After a few minutes of the three of us laughing and recalling funny moments over the past seven years, I asked if we could go across the lake. "Why?" Tsunade asked.

"I don't really know." But we walked across the water anyway. When we reached my father's statue, I jumped onto the shoulder, but didn't go any further. I simply sat down, legs hanging off the stone armor and called out to them from there -they hadn't seemed to want to even touch his statue. "Now I've can say I've sat on my father's shoulders, just like every other kid!" I laughed a little at the thought, then just sat and admired the view of the valley from this direction too.

After a minute or two in silence, I stood and walked farther up the shoulder to touch Madara's face. "Even though I know you've done really bad things that were also really wrong, I still want you to know I love you Father, and I always will." I leaned forward and placed a small peck on the cheek of the statue, the same as I would have if it would have been my real father. Then I turned around and saw Kakashi watching me with a thoughtful face and a smile, while Tsuande looked at me with a confused yet accepting look.

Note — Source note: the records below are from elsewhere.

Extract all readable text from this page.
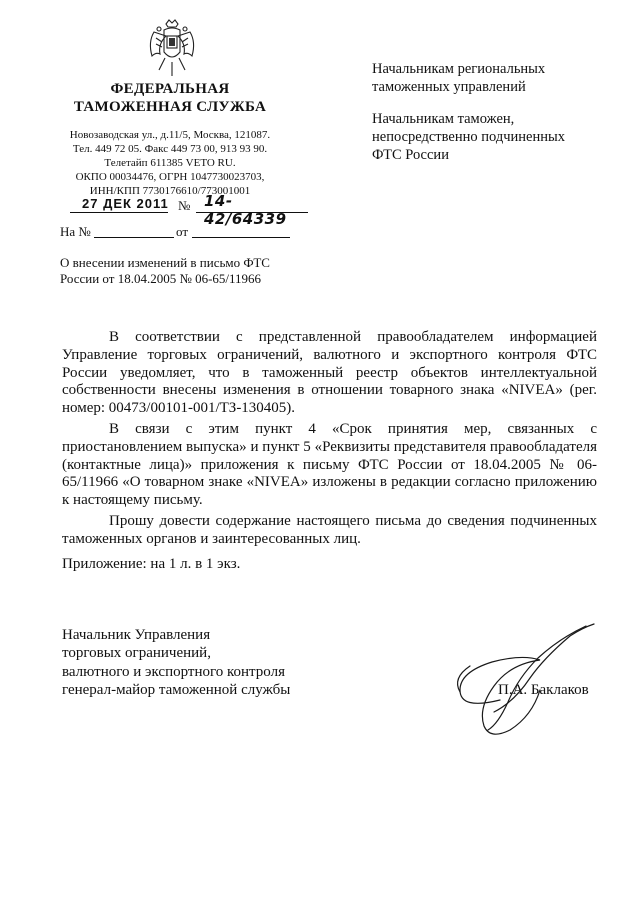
ФЕДЕРАЛЬНАЯ
ТАМОЖЕННАЯ СЛУЖБА
Новозаводская ул., д.11/5, Москва, 121087.
Тел. 449 72 05. Факс 449 73 00, 913 93 90.
Телетайп 611385 VETO RU.
ОКПО 00034476, ОГРН 1047730023703,
ИНН/КПП 7730176610/773001001
Начальникам региональных
таможенных управлений
Начальникам таможен,
непосредственно подчиненных
ФТС России
27 ДЕК 2011 № 14-42/64339
На №	от
О внесении изменений в письмо ФТС
России от 18.04.2005 № 06-65/11966

В соответствии с представленной правообладателем информацией Управление торговых ограничений, валютного и экспортного контроля ФТС России уведомляет, что в таможенный реестр объектов интеллектуальной собственности внесены изменения в отношении товарного знака «NIVEA» (рег. номер: 00473/00101-001/ТЗ-130405).

В связи с этим пункт 4 «Срок принятия мер, связанных с приостановлением выпуска» и пункт 5 «Реквизиты представителя правообладателя (контактные лица)» приложения к письму ФТС России от 18.04.2005 № 06-65/11966 «О товарном знаке «NIVEA» изложены в редакции согласно приложению к настоящему письму.

Прошу довести содержание настоящего письма до сведения подчиненных таможенных органов и заинтересованных лиц.

Приложение: на 1 л. в 1 экз.
Начальник Управления
торговых ограничений,
валютного и экспортного контроля
генерал-майор таможенной службы	П.А. Баклаков
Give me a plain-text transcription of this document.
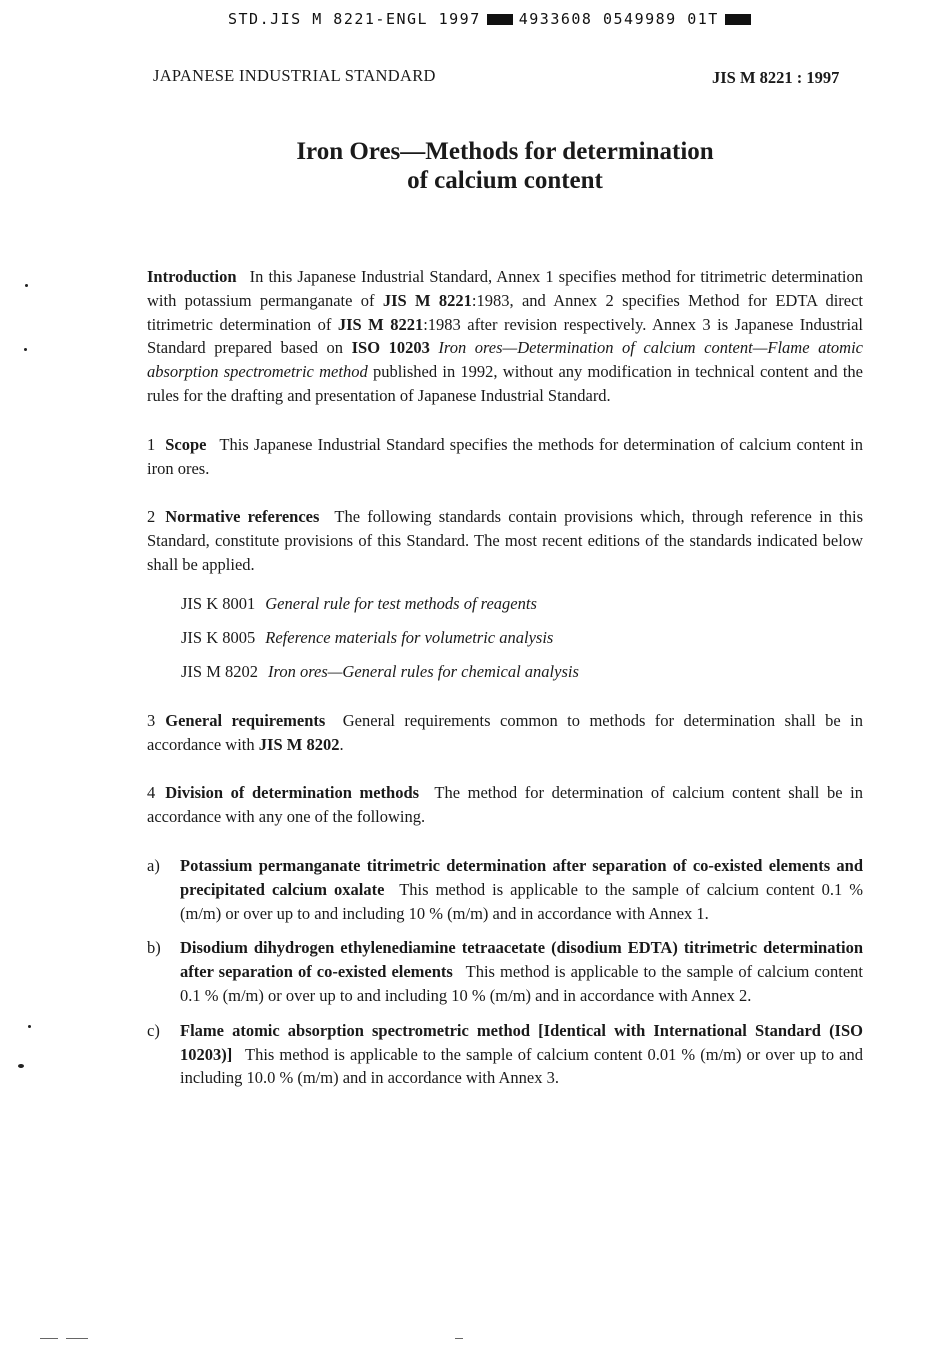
STD.JIS M 8221-ENGL 1997	4933608 0549989 01T
JAPANESE INDUSTRIAL STANDARD	JIS M 8221 : 1997
Iron Ores—Methods for determination
of calcium content

Introduction In this Japanese Industrial Standard, Annex 1 specifies method for titrimetric determination with potassium permanganate of JIS M 8221:1983, and Annex 2 specifies Method for EDTA direct titrimetric determination of JIS M 8221:1983 after revision respectively. Annex 3 is Japanese Industrial Standard prepared based on ISO 10203 Iron ores—Determination of calcium content—Flame atomic absorption spectrometric method published in 1992, without any modification in technical content and the rules for the drafting and presentation of Japanese Industrial Standard.

1 Scope This Japanese Industrial Standard specifies the methods for determination of calcium content in iron ores.

2 Normative references The following standards contain provisions which, through reference in this Standard, constitute provisions of this Standard. The most recent editions of the standards indicated below shall be applied.

JIS K 8001 General rule for test methods of reagents
JIS K 8005 Reference materials for volumetric analysis
JIS M 8202 Iron ores—General rules for chemical analysis

3 General requirements General requirements common to methods for determination shall be in accordance with JIS M 8202.

4 Division of determination methods The method for determination of calcium content shall be in accordance with any one of the following.

a)	Potassium permanganate titrimetric determination after separation of co-existed elements and precipitated calcium oxalate This method is applicable to the sample of calcium content 0.1 % (m/m) or over up to and including 10 % (m/m) and in accordance with Annex 1.
b)	Disodium dihydrogen ethylenediamine tetraacetate (disodium EDTA) titrimetric determination after separation of co-existed elements This method is applicable to the sample of calcium content 0.1 % (m/m) or over up to and including 10 % (m/m) and in accordance with Annex 2.
c)	Flame atomic absorption spectrometric method [Identical with International Standard (ISO 10203)] This method is applicable to the sample of calcium content 0.01 % (m/m) or over up to and including 10.0 % (m/m) and in accordance with Annex 3.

Once we were on our way back to the village, Kakashi asked, "What was that all about, back there?"

"Well, I doubt I'll ever get to meet him, especially on good terms, so I figured, I'd let the statue know how I really felt; you know, just to get the feeling out; like screaming into a pillow when your upset, except that was a happy/sad feeling, not an angry one." I tried to explain it to him.

"Was that the only reason you wanted to see it?" Lady Tsunade asked.

"Well, to tell the truth, I did have another reason." I said catching their attention. "While I was talking, I passed chakra mixed with my thoughts and feelings into the stone; I don't think it will do anything, but I guess I was hoping that if he ever passed by, he'd get to know how I felt, even though he won't know who the feelings are coming from -I made sure not to allow my personal self to be known."

"That's a fine theory, but a very advanced one. I'd be interested to see if it works." Said Tsunade, with a laugh.

"We'll have to test it sometime." I said laughing with her, while praying that it did work.